AGI – La crisi climatica corre veloce sulle Alpi e non conosce confini. I ghiacciai alpini fondono a ritmi sempre più preoccupanti e la montagna diventa sempre più fragile: in sessant’anni, sulle Alpi italiane, si è persa un’area glaciale di oltre 170 chilometri quadrati, pari alla superficie del Lago di Como. Preoccupa anche la degradazione del permafrost, lo strato di terreno o roccia che resta ghiacciato per almeno due cicli stagionali consecutivi, la cui temperatura è in costante aumento. In Germania, ad esempio, entro i prossimi cinquant’anni se ne prevede la scomparsa completa, con conseguenze allarmanti per la stabilità dei versanti montuosi.
Questa la fotografia che emerge dal bilancio finale della Carovana dei ghiacciai 2025 di Legambiente e dai dati forniti dalla Fondazione glaciologica italiana, raccolti insieme a Cipra Italia durante la campagna estiva (17 agosto – 2 settembre) lungo l’arco alpino. L’osservazione ha documentato lo stato di salute di ghiacciai sempre più minacciati dalle temperature elevate, dallo zero termico in quota sempre più frequente e dagli effetti degli eventi meteo estremi, che accelerano la fusione dei ghiacci e l’instabilità dei versanti, con ripercussioni anche a valle.
Otto ghiacciai “sorvegliati speciali”
In questa sesta edizione, la Carovana ha monitorato otto ghiacciai: cinque in Italia – l’Adamello in Lombardia, il più grande delle Alpi italiane; il Ventina (Lombardia); il Solda (Alto Adige); i ghiacciai della Bessanese e della Ciamarella (Piemonte, Alpi Graie) – e tre all’estero: l’Aletsch, il “re delle Alpi”, e i ghiacciai della Zugspitze in Germania (Schneeferner e Hollentalferner). Tutti mostrano lo stesso destino: arretramento della fronte, riduzione di area e spessore. Intorno a loro, la montagna cambia profilo e colore, con ecosistemi che avanzano colmando i vuoti lasciati dai ghiacciai in fusione. Unica eccezione, il ghiacciaio tedesco Hollentalferner, che resiste ancora con sorprendente tenacia, come accade al Montasio in Friuli.
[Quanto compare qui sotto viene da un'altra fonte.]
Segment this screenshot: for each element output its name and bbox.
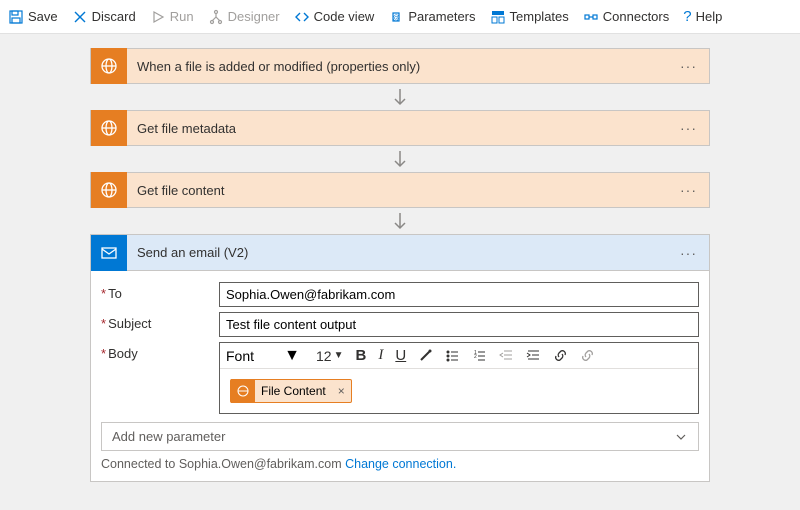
- help-label: Help: [696, 9, 723, 24]
- outlook-icon: [91, 235, 127, 271]
- codeview-label: Code view: [314, 9, 375, 24]
- size-select[interactable]: 12 ▼: [312, 348, 345, 364]
- color-button[interactable]: [416, 348, 435, 363]
- save-label: Save: [28, 9, 58, 24]
- italic-button[interactable]: I: [376, 347, 385, 364]
- run-icon: [150, 9, 166, 25]
- unlink-button[interactable]: [578, 348, 597, 363]
- templates-label: Templates: [510, 9, 569, 24]
- codeview-icon: [294, 9, 310, 25]
- subject-field-row: *Subject: [101, 312, 699, 337]
- chevron-down-icon: [674, 430, 688, 444]
- run-label: Run: [170, 9, 194, 24]
- metadata-title: Get file metadata: [127, 121, 668, 136]
- discard-button[interactable]: Discard: [72, 9, 136, 25]
- subject-label: *Subject: [101, 312, 219, 331]
- token-label: File Content: [255, 384, 332, 398]
- underline-button[interactable]: U: [393, 347, 408, 364]
- content-menu[interactable]: ···: [668, 182, 709, 198]
- metadata-step[interactable]: Get file metadata ···: [90, 110, 710, 146]
- trigger-title: When a file is added or modified (proper…: [127, 59, 668, 74]
- sharepoint-icon: [91, 110, 127, 146]
- to-input[interactable]: [219, 282, 699, 307]
- email-body: *To *Subject *Body Font ▼ 12 ▼ B: [91, 271, 709, 481]
- flow-arrow: [90, 146, 710, 172]
- add-parameter-dropdown[interactable]: Add new parameter: [101, 422, 699, 451]
- to-label: *To: [101, 282, 219, 301]
- svg-text:2: 2: [474, 354, 477, 360]
- metadata-menu[interactable]: ···: [668, 120, 709, 136]
- parameters-label: Parameters: [408, 9, 475, 24]
- connectors-button[interactable]: Connectors: [583, 9, 669, 25]
- trigger-step[interactable]: When a file is added or modified (proper…: [90, 48, 710, 84]
- connectors-label: Connectors: [603, 9, 669, 24]
- templates-button[interactable]: Templates: [490, 9, 569, 25]
- trigger-menu[interactable]: ···: [668, 58, 709, 74]
- bullet-list-button[interactable]: [443, 348, 462, 363]
- save-icon: [8, 9, 24, 25]
- bold-button[interactable]: B: [354, 347, 369, 364]
- designer-icon: [208, 9, 224, 25]
- subject-input[interactable]: [219, 312, 699, 337]
- parameters-button[interactable]: @ Parameters: [388, 9, 475, 25]
- add-param-label: Add new parameter: [112, 429, 225, 444]
- templates-icon: [490, 9, 506, 25]
- connection-info: Connected to Sophia.Owen@fabrikam.com Ch…: [101, 457, 699, 471]
- help-icon: ?: [683, 8, 691, 25]
- codeview-button[interactable]: Code view: [294, 9, 375, 25]
- sharepoint-icon: [231, 379, 255, 403]
- help-button[interactable]: ? Help: [683, 8, 722, 25]
- email-menu[interactable]: ···: [668, 245, 709, 261]
- rte-toolbar: Font ▼ 12 ▼ B I U 12: [220, 343, 698, 369]
- email-title: Send an email (V2): [127, 245, 668, 260]
- font-select[interactable]: Font ▼: [226, 348, 304, 364]
- discard-label: Discard: [92, 9, 136, 24]
- body-content[interactable]: File Content ×: [220, 369, 698, 413]
- flow-arrow: [90, 84, 710, 110]
- sharepoint-icon: [91, 48, 127, 84]
- email-step: Send an email (V2) ··· *To *Subject *Bod…: [90, 234, 710, 482]
- designer-button[interactable]: Designer: [208, 9, 280, 25]
- body-editor: Font ▼ 12 ▼ B I U 12: [219, 342, 699, 414]
- discard-icon: [72, 9, 88, 25]
- change-connection-link[interactable]: Change connection.: [345, 457, 456, 471]
- number-list-button[interactable]: 12: [470, 348, 489, 363]
- connectors-icon: [583, 9, 599, 25]
- run-button[interactable]: Run: [150, 9, 194, 25]
- body-label: *Body: [101, 342, 219, 361]
- to-field-row: *To: [101, 282, 699, 307]
- parameters-icon: @: [388, 9, 404, 25]
- designer-canvas: When a file is added or modified (proper…: [0, 34, 800, 492]
- token-remove[interactable]: ×: [332, 384, 351, 398]
- svg-text:@: @: [393, 15, 400, 22]
- content-title: Get file content: [127, 183, 668, 198]
- designer-label: Designer: [228, 9, 280, 24]
- save-button[interactable]: Save: [8, 9, 58, 25]
- flow-arrow: [90, 208, 710, 234]
- sharepoint-icon: [91, 172, 127, 208]
- outdent-button[interactable]: [497, 348, 516, 363]
- body-field-row: *Body Font ▼ 12 ▼ B I U 12: [101, 342, 699, 414]
- command-bar: Save Discard Run Designer Code view @ Pa…: [0, 0, 800, 34]
- content-step[interactable]: Get file content ···: [90, 172, 710, 208]
- file-content-token[interactable]: File Content ×: [230, 379, 352, 403]
- link-button[interactable]: [551, 348, 570, 363]
- indent-button[interactable]: [524, 348, 543, 363]
- email-header[interactable]: Send an email (V2) ···: [91, 235, 709, 271]
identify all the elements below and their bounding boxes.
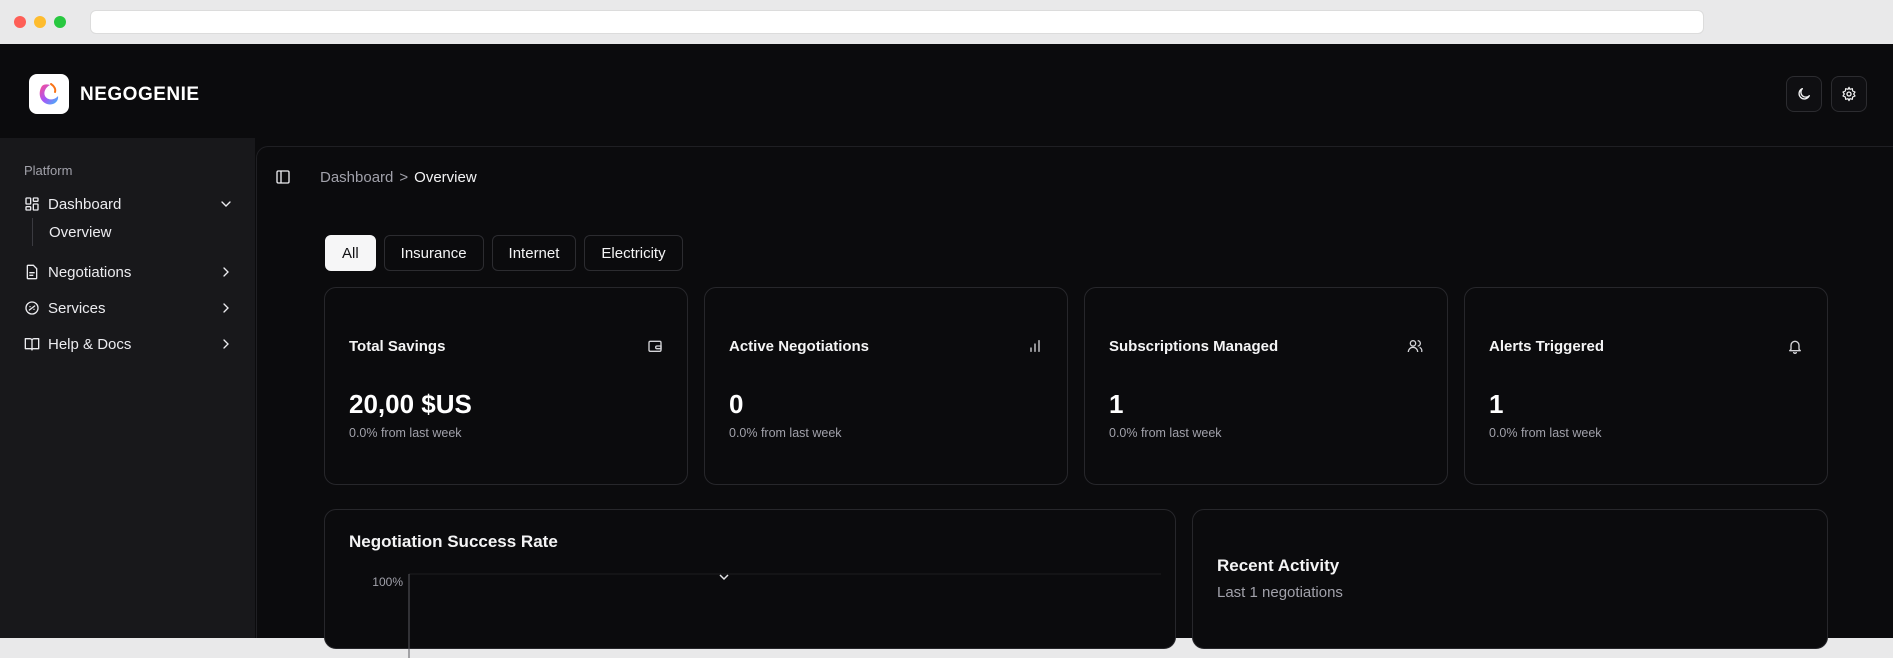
- sidebar-item-label: Services: [48, 299, 106, 317]
- breadcrumb: Dashboard > Overview: [320, 169, 477, 186]
- stat-delta: 0.0% from last week: [1489, 426, 1602, 440]
- sidebar-item-label: Negotiations: [48, 263, 132, 281]
- recent-activity-subtitle: Last 1 negotiations: [1217, 584, 1343, 601]
- document-icon: [24, 264, 40, 280]
- sidebar-item-negotiations[interactable]: Negotiations: [24, 258, 234, 286]
- stat-title: Active Negotiations: [729, 338, 870, 355]
- moon-icon: [1798, 88, 1810, 100]
- breadcrumb-parent[interactable]: Dashboard: [320, 169, 393, 186]
- stat-card-active-negotiations: Active Negotiations 0 0.0% from last wee…: [704, 287, 1068, 485]
- sidebar-subitem-overview[interactable]: Overview: [49, 224, 112, 241]
- breadcrumb-current: Overview: [414, 169, 477, 186]
- sidebar: Platform Dashboard Overview Negotiations…: [0, 138, 255, 638]
- stat-card-subscriptions-managed: Subscriptions Managed 1 0.0% from last w…: [1084, 287, 1448, 485]
- recent-activity-card: Recent Activity Last 1 negotiations: [1192, 509, 1828, 649]
- bell-icon: [1789, 340, 1801, 354]
- category-tabs: All Insurance Internet Electricity: [325, 235, 683, 271]
- success-rate-title: Negotiation Success Rate: [349, 532, 558, 551]
- submenu-line: [32, 218, 33, 246]
- browser-chrome: [0, 0, 1893, 44]
- stat-title: Alerts Triggered: [1489, 338, 1605, 355]
- chevron-down-icon: [719, 574, 729, 581]
- breadcrumb-separator: >: [399, 169, 409, 186]
- top-bar: NEGOGENIE: [0, 44, 1893, 138]
- sidebar-item-services[interactable]: Services: [24, 294, 234, 322]
- stat-delta: 0.0% from last week: [349, 426, 462, 440]
- success-rate-chart: 100%: [372, 573, 1161, 658]
- chevron-down-icon: [221, 201, 231, 207]
- gear-icon: [1842, 86, 1856, 102]
- chevron-right-icon: [223, 339, 229, 349]
- address-bar[interactable]: [90, 10, 1704, 34]
- brand-name: NEGOGENIE: [80, 84, 200, 105]
- theme-toggle-button[interactable]: [1786, 76, 1822, 112]
- stat-delta: 0.0% from last week: [1109, 426, 1222, 440]
- sidebar-item-help-docs[interactable]: Help & Docs: [24, 330, 234, 358]
- sidebar-item-label: Help & Docs: [48, 335, 132, 353]
- chevron-right-icon: [223, 267, 229, 277]
- stat-value: 0: [729, 389, 744, 419]
- minimize-window-button[interactable]: [34, 16, 46, 28]
- stat-delta: 0.0% from last week: [729, 426, 842, 440]
- tab-insurance[interactable]: Insurance: [383, 235, 484, 271]
- sidebar-section-label: Platform: [24, 163, 73, 178]
- users-icon: [1407, 340, 1423, 353]
- maximize-window-button[interactable]: [54, 16, 66, 28]
- stat-value: 1: [1109, 389, 1124, 419]
- tab-all[interactable]: All: [325, 235, 376, 271]
- tab-electricity[interactable]: Electricity: [584, 235, 683, 271]
- book-icon: [24, 336, 40, 352]
- close-window-button[interactable]: [14, 16, 26, 28]
- sidebar-item-label: Dashboard: [48, 195, 122, 213]
- sidebar-item-dashboard[interactable]: Dashboard: [24, 190, 234, 218]
- bar-chart-icon: [1030, 340, 1040, 352]
- stat-title: Subscriptions Managed: [1109, 338, 1279, 355]
- stat-card-alerts-triggered: Alerts Triggered 1 0.0% from last week: [1464, 287, 1828, 485]
- settings-button[interactable]: [1831, 76, 1867, 112]
- chevron-right-icon: [223, 303, 229, 313]
- main-content: Dashboard > Overview All Insurance Inter…: [256, 146, 1893, 658]
- success-rate-card: Negotiation Success Rate 100%: [324, 509, 1176, 658]
- app-window: NEGOGENIE Platform Dashboard Overview Ne…: [0, 44, 1893, 658]
- sidebar-toggle-icon[interactable]: [275, 169, 291, 185]
- recent-activity-title: Recent Activity: [1217, 556, 1340, 575]
- tab-internet[interactable]: Internet: [491, 235, 577, 271]
- app-logo[interactable]: [29, 74, 69, 114]
- wallet-icon: [648, 340, 662, 352]
- gauge-icon: [24, 300, 40, 316]
- dashboard-icon: [24, 196, 40, 212]
- stat-value: 20,00 $US: [349, 389, 472, 419]
- stat-value: 1: [1489, 389, 1504, 419]
- logo-mark-icon: [39, 83, 59, 105]
- stat-card-total-savings: Total Savings 20,00 $US 0.0% from last w…: [324, 287, 688, 485]
- y-tick-label: 100%: [372, 575, 403, 589]
- stat-title: Total Savings: [349, 338, 446, 355]
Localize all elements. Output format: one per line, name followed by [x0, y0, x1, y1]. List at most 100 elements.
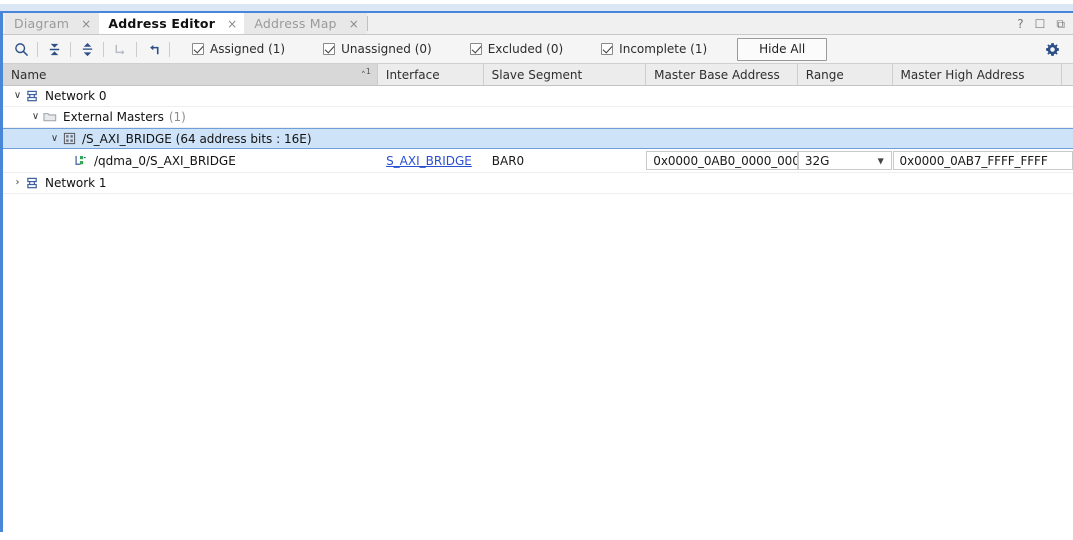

La Carovana ricorda che nelle regioni montane europee le temperature del permafrost stanno crescendo costantemente, in alcuni casi di oltre 1°C nell’ultimo decennio. Un recente studio pubblicato su Nature, dal titolo “Aumento del riscaldamento del permafrost montano europeo all’inizio del XXI secolo”, evidenzia trasformazioni più rapide e profonde rispetto al passato.
Ghiacciai sempre più neri
L’osservazione diretta, condotta insieme agli operatori glaciologici della Fondazione Cgi, ha permesso di confrontare la situazione attuale con quella del passato. I ghiacciai non solo arretrano, ma diventano sempre più neri, coperti da colate detritiche e affiancati da nuove morene. È il caso del ghiacciaio di Solda (gruppo Ortles-Cevedale), dove il Servizio glaciologico del Cai Alto Adige ha rilevato nel 2025 un arretramento della fronte di 26 metri rispetto al 2024, oltre a colate detritiche, crolli, lembi di ghiaccio morto e la formazione di rock glacier. Al contempo, boschi e nuovi ecosistemi si stanno insediando negli spazi lasciati dal ghiaccio.
Un altro esempio è il ghiacciaio della Bessanese (Piemonte). A metà Ottocento, al culmine della Piccola Età Glaciale, occupava circa 1,75 chilometri quadrati. Oggi la sua superficie è scesa a 0,3. Secondo i monitoraggi di Arpa Piemonte, tra il 2010 e il 2023 il ghiacciaio ha perso 3,9 milioni di metri cubi di volume, con un abbassamento medio di circa un metro l’anno. La fronte ha lasciato spazio a una distesa di pietre e detriti, dove si formano numerosi laghi glaciali.
Eventi estremi e instabilità
Il ghiacciaio del Ventina in Lombardia è stato segnato negli ultimi anni da piogge alluvionali che hanno intensificato le colate detritiche. Preoccupano anche i lembi di ghiaccio morto, che rendono instabile la morena laterale destra e rischioso l’accesso alla fronte attuale.
“Anche quest’anno con Carovana dei ghiacciai – ricorda Giorgio Zampetti, direttore generale di Legambiente – abbiamo portato in primo piano gli effetti evidenti della crisi climatica in alta quota. Dati ed evidenze che ci portano nuovamente a chiedere con urgenza azioni di mitigazione, puntando sulle energie rinnovabili e sulla riduzione delle emissioni climalteranti, e interventi di adattamento attraverso un piano nazionale con misure e azioni efficaci”.